Uno de los aspirantes a llevar el pendón de España en el Festival de Eurovisión acaba de suscitar cierto alboroto tras llevarse las manos a la entrepierna en vivo y en directo mientras sugería al público que le hiciese una felación. No lo dijo así exactamente, pero tampoco vamos a entrar ahora en detalles escabrosos.

La actuación estelar de John Cobra en la cadena de televisión del Estado revela hasta qué punto la política de gestos -en el más amplio sentido de la palabra- se está adueñando de la escena pública. Cobra tiene un deslustrado precedente en el seleccionador de fútbol de Argentina, Diego Maradona, quien tiempo atrás insistió también en que los asistentes a una conferencia de prensa le chupasen no sé qué cosa. Maradona se sentía molesto por las (malas) críticas de la prensa deportiva a su trabajo de entrenador, mientras que a Cobra lo irritaron los abucheos del público. Curiosamente, los dos acudieron a la misma respuesta gestual -y oral- para retrucar al desagrado de sus críticos.

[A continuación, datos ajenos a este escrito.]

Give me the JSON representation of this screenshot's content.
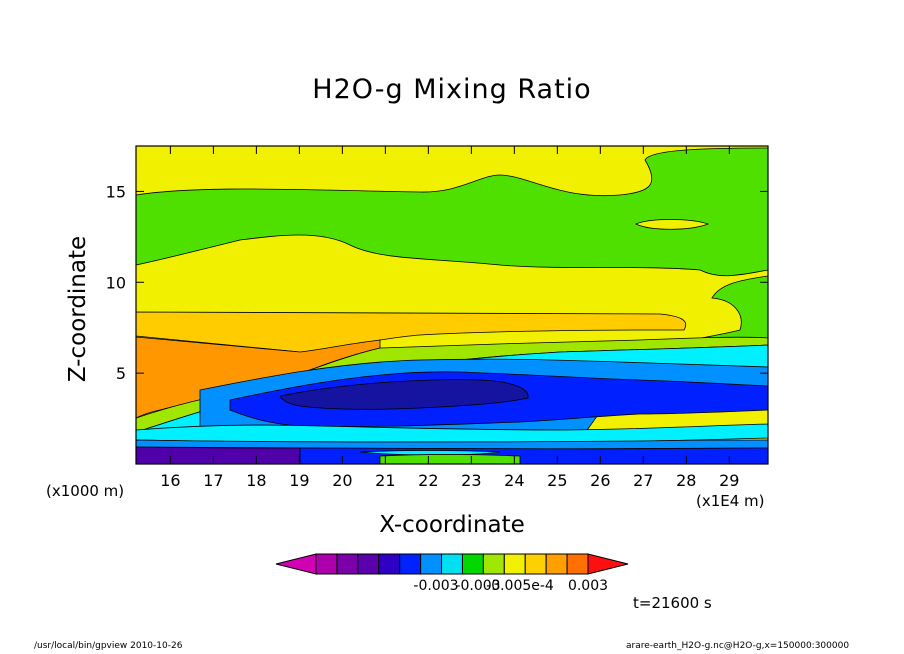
{
  "chart_data": {
    "type": "heatmap",
    "title": "H2O-g Mixing Ratio",
    "xlabel": "X-coordinate",
    "ylabel": "Z-coordinate",
    "x_unit_left": "(x1000 m)",
    "x_unit_right": "(x1E4 m)",
    "xlim": [
      15.2,
      29.9
    ],
    "ylim": [
      0,
      17.5
    ],
    "xticks": [
      "16",
      "17",
      "18",
      "19",
      "20",
      "21",
      "22",
      "23",
      "24",
      "25",
      "26",
      "27",
      "28",
      "29"
    ],
    "xtick_values": [
      16,
      17,
      18,
      19,
      20,
      21,
      22,
      23,
      24,
      25,
      26,
      27,
      28,
      29
    ],
    "yticks": [
      "5",
      "10",
      "15"
    ],
    "ytick_values": [
      5,
      10,
      15
    ],
    "colorbar": {
      "colors": [
        "#d100b4",
        "#ad00ad",
        "#7b00a9",
        "#5a00ad",
        "#2f00c4",
        "#0022ff",
        "#0090ff",
        "#00e0f0",
        "#00d800",
        "#a0e600",
        "#f0f000",
        "#ffd000",
        "#ffa000",
        "#ff7000",
        "#ff1010"
      ],
      "labels": [
        "-0.003",
        "-0.003",
        "-0.005e-4",
        "0.003"
      ]
    },
    "regions": [
      {
        "name": "top-yellow",
        "color": "#f0f000"
      },
      {
        "name": "upper-green",
        "color": "#50e000"
      },
      {
        "name": "middle-yellow",
        "color": "#f0f000"
      },
      {
        "name": "gold-band",
        "color": "#ffcc00"
      },
      {
        "name": "orange",
        "color": "#ff9800"
      },
      {
        "name": "lightgreen",
        "color": "#a0e600"
      },
      {
        "name": "cyan",
        "color": "#00f0ff"
      },
      {
        "name": "lightblue",
        "color": "#0090ff"
      },
      {
        "name": "blue",
        "color": "#0020ff"
      },
      {
        "name": "navy",
        "color": "#1414a0"
      },
      {
        "name": "purple",
        "color": "#5000a8"
      }
    ],
    "time_label": "t=21600 s"
  },
  "footer": {
    "left": "/usr/local/bin/gpview  2010-10-26",
    "right": "arare-earth_H2O-g.nc@H2O-g,x=150000:300000"
  }
}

Más reciente está aún la imagen del dedo corazón erecto que el ex presidente José María Aznar utilizó para saludar -no muy cordialmente- a un grupo de reventadores que le disparaban insultos de grueso calibre. Tal gesto, conocido como “peineta”, se utiliza para mandar a alguien a tomar por rasca, pero su evidente rudeza está avalada por precedentes históricos de lo más notable: o eso dijo al menos el presidente gallego Feijóo para tratar de quitarle hierro y grosería al caso.

Efectivamente, el hábito de levantar el dedo al moderno estilo aznarí hinca sus raíces en Grecia y Roma, dos de las cunas de nuestra civilización y también del arte de insultar con la mano. Los romanos aludían al dedo corazón con el revelador nombre de “digitus impudicus”: y más atrás aún en el tiempo, cierto personaje de una de las comedias de Aristófanes erguía en escena ese dedo infame para suscitar las risas del público, que ya parecía entender de peinetas en la antigua Grecia.

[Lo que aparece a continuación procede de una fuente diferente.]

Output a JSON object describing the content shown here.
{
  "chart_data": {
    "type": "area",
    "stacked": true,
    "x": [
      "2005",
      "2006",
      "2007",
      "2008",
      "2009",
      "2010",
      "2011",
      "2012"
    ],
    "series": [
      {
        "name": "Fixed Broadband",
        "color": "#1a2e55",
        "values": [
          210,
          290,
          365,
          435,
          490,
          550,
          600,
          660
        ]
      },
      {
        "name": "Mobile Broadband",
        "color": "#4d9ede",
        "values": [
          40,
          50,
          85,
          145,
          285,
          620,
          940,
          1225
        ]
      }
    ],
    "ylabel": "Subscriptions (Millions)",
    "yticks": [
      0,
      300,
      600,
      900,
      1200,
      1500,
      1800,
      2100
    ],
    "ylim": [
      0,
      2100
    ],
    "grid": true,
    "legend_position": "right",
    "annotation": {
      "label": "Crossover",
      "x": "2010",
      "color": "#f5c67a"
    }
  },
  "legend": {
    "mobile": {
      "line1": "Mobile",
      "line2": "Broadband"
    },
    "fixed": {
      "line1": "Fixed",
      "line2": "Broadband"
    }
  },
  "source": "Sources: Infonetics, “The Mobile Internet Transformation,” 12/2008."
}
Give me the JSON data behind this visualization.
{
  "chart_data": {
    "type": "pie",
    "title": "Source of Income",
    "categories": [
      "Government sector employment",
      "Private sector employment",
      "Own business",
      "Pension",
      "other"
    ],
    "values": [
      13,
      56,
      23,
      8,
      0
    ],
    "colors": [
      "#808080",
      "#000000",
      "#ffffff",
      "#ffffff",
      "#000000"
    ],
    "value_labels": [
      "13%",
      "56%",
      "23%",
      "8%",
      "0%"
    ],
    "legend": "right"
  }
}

Gentes muy principales y algún que otro miembro de la realeza practicaron a menudo ese gesto histórico que ahora ha hecho famoso Aznar. Quizá pretendieran rendir de este modo su particular homenaje a las fuentes grecorromanas de las que fluye nuestra civilización, pero más bien están contribuyendo con su ejemplo a la generalización de la grosería.

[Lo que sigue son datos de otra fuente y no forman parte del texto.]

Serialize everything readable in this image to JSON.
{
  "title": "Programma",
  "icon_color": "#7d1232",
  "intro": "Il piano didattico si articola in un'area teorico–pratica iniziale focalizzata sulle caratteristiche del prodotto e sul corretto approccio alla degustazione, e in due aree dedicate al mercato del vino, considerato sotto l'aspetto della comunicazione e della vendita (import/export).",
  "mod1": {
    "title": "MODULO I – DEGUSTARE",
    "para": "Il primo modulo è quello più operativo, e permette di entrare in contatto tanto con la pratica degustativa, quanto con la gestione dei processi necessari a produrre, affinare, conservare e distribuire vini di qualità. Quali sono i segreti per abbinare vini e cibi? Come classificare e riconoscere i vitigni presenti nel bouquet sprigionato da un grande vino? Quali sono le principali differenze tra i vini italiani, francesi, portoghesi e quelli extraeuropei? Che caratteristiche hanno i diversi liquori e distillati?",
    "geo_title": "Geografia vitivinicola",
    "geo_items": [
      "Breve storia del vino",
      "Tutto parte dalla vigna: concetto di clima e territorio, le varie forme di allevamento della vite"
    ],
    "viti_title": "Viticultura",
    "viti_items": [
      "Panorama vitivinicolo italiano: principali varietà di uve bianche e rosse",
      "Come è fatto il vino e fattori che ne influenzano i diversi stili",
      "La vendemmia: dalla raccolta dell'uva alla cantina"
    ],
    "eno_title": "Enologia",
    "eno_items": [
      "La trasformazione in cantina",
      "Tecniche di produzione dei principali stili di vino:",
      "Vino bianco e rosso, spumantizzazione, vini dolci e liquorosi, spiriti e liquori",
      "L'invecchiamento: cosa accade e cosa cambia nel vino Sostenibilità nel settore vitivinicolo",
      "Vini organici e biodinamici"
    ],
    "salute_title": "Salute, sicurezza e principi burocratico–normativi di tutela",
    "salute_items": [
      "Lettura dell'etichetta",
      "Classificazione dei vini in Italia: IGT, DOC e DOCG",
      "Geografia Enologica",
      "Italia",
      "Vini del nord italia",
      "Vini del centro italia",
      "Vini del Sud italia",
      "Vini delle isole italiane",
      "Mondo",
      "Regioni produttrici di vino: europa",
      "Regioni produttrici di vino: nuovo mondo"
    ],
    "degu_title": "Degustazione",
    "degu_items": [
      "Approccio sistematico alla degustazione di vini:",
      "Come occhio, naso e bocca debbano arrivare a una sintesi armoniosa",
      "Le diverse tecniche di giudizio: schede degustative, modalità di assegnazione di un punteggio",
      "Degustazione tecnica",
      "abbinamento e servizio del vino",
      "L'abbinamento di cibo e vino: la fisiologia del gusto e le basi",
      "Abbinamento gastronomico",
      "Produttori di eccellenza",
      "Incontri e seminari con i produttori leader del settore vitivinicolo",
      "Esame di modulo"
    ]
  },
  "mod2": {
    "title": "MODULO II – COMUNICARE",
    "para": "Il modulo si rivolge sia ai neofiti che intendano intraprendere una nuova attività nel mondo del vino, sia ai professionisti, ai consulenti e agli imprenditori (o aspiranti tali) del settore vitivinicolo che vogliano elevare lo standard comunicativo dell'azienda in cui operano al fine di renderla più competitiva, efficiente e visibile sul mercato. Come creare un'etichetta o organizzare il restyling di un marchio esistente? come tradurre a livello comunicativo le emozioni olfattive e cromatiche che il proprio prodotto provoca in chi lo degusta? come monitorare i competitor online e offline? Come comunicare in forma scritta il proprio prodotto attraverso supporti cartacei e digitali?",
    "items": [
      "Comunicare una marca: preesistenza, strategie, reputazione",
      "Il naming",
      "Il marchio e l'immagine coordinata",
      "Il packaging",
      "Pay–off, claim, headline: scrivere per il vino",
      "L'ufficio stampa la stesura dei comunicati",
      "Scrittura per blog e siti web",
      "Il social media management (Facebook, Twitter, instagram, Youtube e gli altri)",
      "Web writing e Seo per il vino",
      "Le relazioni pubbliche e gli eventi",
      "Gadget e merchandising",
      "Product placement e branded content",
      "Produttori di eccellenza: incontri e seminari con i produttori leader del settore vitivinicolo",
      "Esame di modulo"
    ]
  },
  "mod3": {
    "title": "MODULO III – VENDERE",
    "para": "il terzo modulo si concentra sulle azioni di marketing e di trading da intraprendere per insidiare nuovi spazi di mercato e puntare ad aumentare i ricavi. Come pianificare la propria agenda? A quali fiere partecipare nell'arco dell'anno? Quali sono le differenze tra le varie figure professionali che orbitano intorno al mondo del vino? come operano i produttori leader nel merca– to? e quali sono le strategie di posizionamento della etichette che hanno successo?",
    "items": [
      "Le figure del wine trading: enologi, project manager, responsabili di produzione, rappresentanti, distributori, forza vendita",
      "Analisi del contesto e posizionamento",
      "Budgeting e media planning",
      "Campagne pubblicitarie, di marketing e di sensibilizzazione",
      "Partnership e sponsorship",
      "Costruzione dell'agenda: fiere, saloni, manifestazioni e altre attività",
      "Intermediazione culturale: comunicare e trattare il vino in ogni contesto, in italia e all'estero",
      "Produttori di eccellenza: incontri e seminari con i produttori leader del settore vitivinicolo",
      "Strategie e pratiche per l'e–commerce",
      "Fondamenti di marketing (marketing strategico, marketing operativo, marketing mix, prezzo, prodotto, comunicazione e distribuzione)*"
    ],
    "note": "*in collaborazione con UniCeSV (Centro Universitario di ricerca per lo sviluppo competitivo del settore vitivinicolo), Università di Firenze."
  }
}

Prueba aparente de ello es el salto a la fama de John Cobra, cantante de fuertes tendencias testiculares que a punto estuvo de ir a Eurovisión a tocarle las narices -o lo que fuere- al público de tan blanco y familiar festival. En su caso no hay precedentes griegos ni romanos a los que agarrarse, si bien podría venir a cuento alguna de las recomendaciones que Eduardo Blanco Amor hacía en su canónico tratado sobre “Las buenas maneras”. Decía el autor de “A Esmorga” que hay ciertas partes del cuerpo que simplemente no existen en sociedad, aludiendo a la costumbre que algunos sujetos tienen de tocarse la zona inmediatamente superior a las ingles. Está claro que Cobra no ha leído a Blanco Amor ni a cualquier otro tratadista de urbanidad, pero acaso hayan calado en él las imágenes de las peinetas que últimamente trazan con las manos toda suerte de personalidades con o sin mando en plaza. Y ya se sabe que los únicos ejemplos que cunden son los malos.

Dado que la política de gestos (obscenos) tiende a multiplicarse por mera imitación, convendría que al menos se ampliase el repertorio más allá de la peineta y los tocamientos inguinales. Aprovechando el tirón de la moda, podríamos recuperar por ejemplo en Galicia la vieja figa conocida por los romanos como “mano impúdica”, que además de sugerir ciertos actos carnales es una técnica muy útil para espantar gafes y conjurar el mal de ojo. Mejor sería dejar las manos quietas, desde luego; pero ya metidos en tosquedades, echémosle al menos algo de imaginación a los juegos de dedos.